Abiotic Stress, Crop Resilience and Food Security: A Comprehensive Review
Dnyaneshwar Dhore *
Department of Botany, Shri Shivaji College of Arts, Commerce and Science, Akola (MS) 444003, India.
Dipak Koche
Department of Botany, Shri Shivaji College of Arts, Commerce and Science, Akola (MS) 444003, India.
*Author to whom correspondence should be addressed.
Abstract
Abiotic stresses such as drought, salinity, extreme temperatures, flooding, nutrient imbalances, and heavy-metal toxicity are among the most important environmental factors limiting agricultural productivity across the globe. With the ongoing impacts of climate change, these stresses are becoming more frequent, intense, and prolonged, posing a serious challenge to sustainable crop production and global food security. This review provides a comprehensive overview of the physiological, biochemical, and molecular mechanisms that plants employ to cope with abiotic stress and discusses how these stresses affect the four pillars of food security: availability, access, utilisation, and stability.
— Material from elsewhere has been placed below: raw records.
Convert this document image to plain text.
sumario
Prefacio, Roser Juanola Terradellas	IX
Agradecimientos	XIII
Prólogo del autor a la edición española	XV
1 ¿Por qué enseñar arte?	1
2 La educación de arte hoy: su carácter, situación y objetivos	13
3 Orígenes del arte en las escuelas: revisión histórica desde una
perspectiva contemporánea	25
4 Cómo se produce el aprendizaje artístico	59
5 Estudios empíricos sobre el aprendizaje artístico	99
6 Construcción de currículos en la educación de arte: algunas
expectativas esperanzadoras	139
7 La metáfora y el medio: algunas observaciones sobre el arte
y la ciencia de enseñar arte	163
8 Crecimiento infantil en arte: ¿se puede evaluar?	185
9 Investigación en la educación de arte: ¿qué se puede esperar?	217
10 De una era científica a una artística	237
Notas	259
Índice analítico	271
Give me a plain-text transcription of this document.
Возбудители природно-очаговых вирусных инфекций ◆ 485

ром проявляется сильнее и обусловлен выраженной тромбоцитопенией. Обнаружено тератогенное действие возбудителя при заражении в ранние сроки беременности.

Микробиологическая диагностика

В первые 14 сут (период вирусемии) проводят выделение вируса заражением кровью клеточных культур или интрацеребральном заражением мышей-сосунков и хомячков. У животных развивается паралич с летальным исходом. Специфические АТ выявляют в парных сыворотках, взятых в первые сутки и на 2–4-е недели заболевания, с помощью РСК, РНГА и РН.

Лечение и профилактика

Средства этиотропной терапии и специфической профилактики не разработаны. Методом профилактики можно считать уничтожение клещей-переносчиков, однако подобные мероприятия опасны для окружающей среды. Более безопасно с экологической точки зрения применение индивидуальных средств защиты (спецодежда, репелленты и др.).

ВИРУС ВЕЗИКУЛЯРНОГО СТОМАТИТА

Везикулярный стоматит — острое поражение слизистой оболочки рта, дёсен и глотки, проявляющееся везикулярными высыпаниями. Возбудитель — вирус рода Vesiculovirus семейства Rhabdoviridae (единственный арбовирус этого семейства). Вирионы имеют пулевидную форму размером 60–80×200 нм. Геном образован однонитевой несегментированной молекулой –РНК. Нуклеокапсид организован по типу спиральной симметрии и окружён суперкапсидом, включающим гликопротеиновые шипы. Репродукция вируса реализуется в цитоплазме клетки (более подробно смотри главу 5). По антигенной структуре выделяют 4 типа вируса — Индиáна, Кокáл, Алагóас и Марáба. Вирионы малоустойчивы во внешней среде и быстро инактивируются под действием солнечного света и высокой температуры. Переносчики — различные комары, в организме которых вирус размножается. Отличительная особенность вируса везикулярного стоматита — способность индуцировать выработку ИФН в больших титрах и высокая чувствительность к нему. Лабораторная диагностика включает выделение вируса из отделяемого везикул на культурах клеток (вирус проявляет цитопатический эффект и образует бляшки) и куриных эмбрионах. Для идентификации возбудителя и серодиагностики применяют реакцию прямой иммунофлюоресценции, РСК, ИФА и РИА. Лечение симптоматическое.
Particular emphasis is placed on key adaptive responses, including stress perception and signalling, hormonal regulation, osmotic adjustment, antioxidant defence mechanisms, and gene-regulatory networks that contribute to stress tolerance. Evidence from major cereal crops reveals that plant sensitivity to stress varies across developmental stages and that the combined effects of multiple stresses are often more damaging than individual stress factors. The review also highlights current and emerging approaches to enhance crop resilience, including conventional and molecular breeding, genome editing, improved agronomic practices, efficient water and nutrient management, soil health restoration, protected cultivation, digital agriculture, and climate-smart farming strategies. Ensuring food security under increasingly unpredictable climatic conditions will require an integrated approach that combines advances in genetics, sustainable crop management, natural resource conservation, socioeconomic support, and equitable access to innovative technologies. Future research should focus on understanding plant responses to multiple simultaneous stresses, improving genotype-by-environment predictions, developing adaptation strategies suitable for smallholder farming systems, and evaluating the effects of stress on crop nutritional quality.
Keywords: Abiotic stress, crop resilience, food security, drought stress, salinity stress, heat stress, waterlogging, nutrient imbalance, heavy-metal toxicity, stress tolerance mechanisms, climate-smart agriculture.